I loved him and read him from the day he started at Melody Maker. I even remember the Clifford Clavin letter that is now doing the rounds. He was always one of my favorites. I brought Tical, The Sun Rises in the East, The Infamous and Goodfellas straight off the back of his reviews and never looked back. He helped me find the music I loved as a teenager in the same way that Simon Reynolds and Simon Price did, and to understand why I loved it.
He's one of those ones who never really got the platform they deserved. Even worse, he was considered barely worth thinking about and was dismissed as a ranter, a has-been, somebody not important enough to listen to by those who'd been careful and cunning enough to carve out their own careers. I remember all those NME cunts like Dorian Lynskey and Eve Barlow going after him for being "old" and out of print a few years ago, and to be fair, he did start it, but he was also right about them, their paper, their shit writing and their shit music. The fact that the only come back they had was to mock him for being old and having to write on a blog revealed plenty about their own values and views.
Back in the 1990s, when he probably meant the most to me, it seemed incredible that he wrote for Melody Maker and didn't move to London. He stayed put in Coventry! Aged 17, I thought that was mental, and for many reasons. I knew Coventry pretty well, because my dad lived near there and it was one of those places (the others being Leamington Spa and Birmingham) that I used to spend hours walking around when I went to see him (usually trawling through the record shops).

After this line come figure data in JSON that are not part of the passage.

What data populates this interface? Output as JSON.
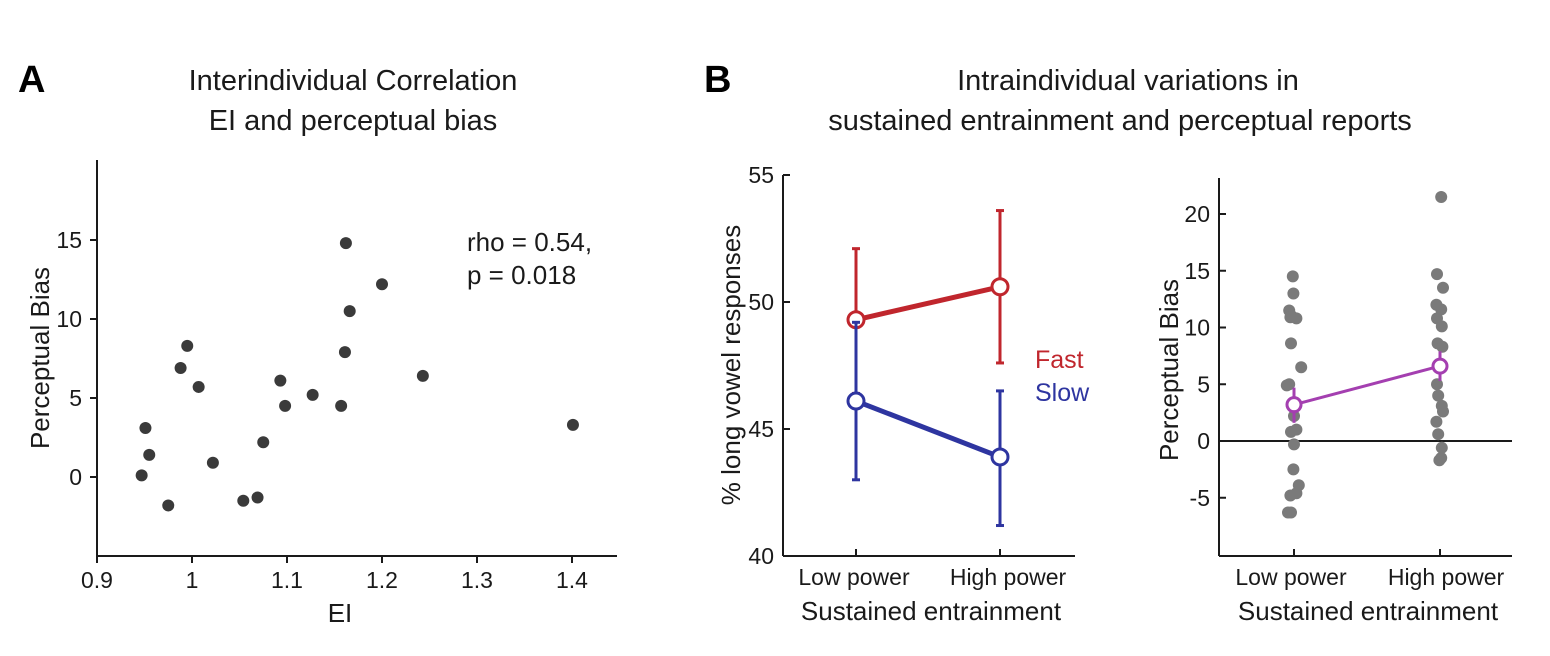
{
  "panels": {
    "a_letter": "A",
    "b_letter": "B",
    "a_title_line1": "Interindividual Correlation",
    "a_title_line2": "EI and perceptual bias",
    "b_title_line1": "Intraindividual variations in",
    "b_title_line2": "sustained entrainment and perceptual reports"
  },
  "chart_data": [
    {
      "id": "A",
      "type": "scatter",
      "xlabel": "EI",
      "ylabel": "Perceptual Bias",
      "xlim": [
        0.9,
        1.45
      ],
      "ylim": [
        -5,
        20
      ],
      "xticks": [
        "0.9",
        "1",
        "1.1",
        "1.2",
        "1.3",
        "1.4"
      ],
      "yticks": [
        "0",
        "5",
        "10",
        "15"
      ],
      "annotation_line1": "rho = 0.54,",
      "annotation_line2": "p = 0.018",
      "marker_color": "#3a3a3a",
      "x": [
        0.947,
        0.951,
        0.955,
        0.975,
        0.988,
        0.995,
        1.007,
        1.022,
        1.054,
        1.069,
        1.075,
        1.093,
        1.098,
        1.127,
        1.157,
        1.161,
        1.162,
        1.166,
        1.2,
        1.243,
        1.401
      ],
      "y": [
        0.1,
        3.1,
        1.4,
        -1.8,
        6.9,
        8.3,
        5.7,
        0.9,
        -1.5,
        -1.3,
        2.2,
        6.1,
        4.5,
        5.2,
        4.5,
        7.9,
        14.8,
        10.5,
        12.2,
        6.4,
        3.3
      ]
    },
    {
      "id": "B-left",
      "type": "line",
      "categories": [
        "Low power",
        "High power"
      ],
      "xlabel": "Sustained entrainment",
      "ylabel": "% long vowel responses",
      "ylim": [
        40,
        55
      ],
      "yticks": [
        "40",
        "45",
        "50",
        "55"
      ],
      "series": [
        {
          "name": "Fast",
          "color": "#c0262d",
          "values": [
            49.3,
            50.6
          ],
          "err_low": [
            46.4,
            47.6
          ],
          "err_high": [
            52.1,
            53.6
          ]
        },
        {
          "name": "Slow",
          "color": "#2e35a0",
          "values": [
            46.1,
            43.9
          ],
          "err_low": [
            43.0,
            41.2
          ],
          "err_high": [
            49.2,
            46.5
          ]
        }
      ]
    },
    {
      "id": "B-right",
      "type": "scatter",
      "categories": [
        "Low power",
        "High power"
      ],
      "xlabel": "Sustained entrainment",
      "ylabel": "Perceptual Bias",
      "ylim": [
        -10,
        23
      ],
      "yticks": [
        "-5",
        "0",
        "5",
        "10",
        "15",
        "20"
      ],
      "zero_line": true,
      "point_color": "#7a7a7a",
      "mean_color": "#a43fb0",
      "mean": [
        3.2,
        6.6
      ],
      "sem_low": [
        1.6,
        5.3
      ],
      "sem_high": [
        4.7,
        7.9
      ],
      "points": [
        {
          "group": 0,
          "dx": -0.02,
          "y": 14.5
        },
        {
          "group": 0,
          "dx": -0.01,
          "y": 13.0
        },
        {
          "group": 0,
          "dx": -0.08,
          "y": 11.5
        },
        {
          "group": 0,
          "dx": -0.04,
          "y": 11.0
        },
        {
          "group": 0,
          "dx": 0.04,
          "y": 10.8
        },
        {
          "group": 0,
          "dx": -0.06,
          "y": 10.9
        },
        {
          "group": 0,
          "dx": -0.05,
          "y": 8.6
        },
        {
          "group": 0,
          "dx": 0.12,
          "y": 6.5
        },
        {
          "group": 0,
          "dx": -0.12,
          "y": 4.9
        },
        {
          "group": 0,
          "dx": -0.08,
          "y": 5.0
        },
        {
          "group": 0,
          "dx": 0.0,
          "y": 2.2
        },
        {
          "group": 0,
          "dx": 0.04,
          "y": 1.0
        },
        {
          "group": 0,
          "dx": -0.05,
          "y": 0.8
        },
        {
          "group": 0,
          "dx": 0.0,
          "y": -0.3
        },
        {
          "group": 0,
          "dx": -0.01,
          "y": -2.5
        },
        {
          "group": 0,
          "dx": 0.08,
          "y": -3.9
        },
        {
          "group": 0,
          "dx": 0.04,
          "y": -4.6
        },
        {
          "group": 0,
          "dx": -0.06,
          "y": -4.8
        },
        {
          "group": 0,
          "dx": -0.1,
          "y": -6.3
        },
        {
          "group": 0,
          "dx": -0.05,
          "y": -6.3
        },
        {
          "group": 1,
          "dx": 0.02,
          "y": 21.5
        },
        {
          "group": 1,
          "dx": -0.05,
          "y": 14.7
        },
        {
          "group": 1,
          "dx": 0.05,
          "y": 13.5
        },
        {
          "group": 1,
          "dx": -0.06,
          "y": 12.0
        },
        {
          "group": 1,
          "dx": 0.02,
          "y": 11.6
        },
        {
          "group": 1,
          "dx": -0.05,
          "y": 10.8
        },
        {
          "group": 1,
          "dx": 0.03,
          "y": 10.1
        },
        {
          "group": 1,
          "dx": -0.04,
          "y": 8.6
        },
        {
          "group": 1,
          "dx": 0.04,
          "y": 8.3
        },
        {
          "group": 1,
          "dx": -0.05,
          "y": 5.0
        },
        {
          "group": 1,
          "dx": -0.03,
          "y": 4.0
        },
        {
          "group": 1,
          "dx": 0.03,
          "y": 3.1
        },
        {
          "group": 1,
          "dx": 0.05,
          "y": 2.6
        },
        {
          "group": 1,
          "dx": -0.06,
          "y": 1.7
        },
        {
          "group": 1,
          "dx": -0.03,
          "y": 0.6
        },
        {
          "group": 1,
          "dx": 0.03,
          "y": -0.6
        },
        {
          "group": 1,
          "dx": 0.02,
          "y": -1.5
        },
        {
          "group": 1,
          "dx": -0.01,
          "y": -1.7
        }
      ]
    }
  ]
}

I think I actually saw Kulkarni strolling through the centre of Cov once, or at least a guy who looked very much like his photo in the Melody Maker singles page and was wearing a Paris 'Guerilla Funk' T-shirt, a record I knew he loved. But I was too star-struck and shy to go and speak to him. It's not that Coventry was a bad place to live, if all your mates and family lived there too, but it was a bit like Swansea, a place I couldn't wait to leave when I was 17. In retrospect, I admire his choice, and his refusal to play the game.
I can't believe he has died so suddenly, so young. I'm gutted.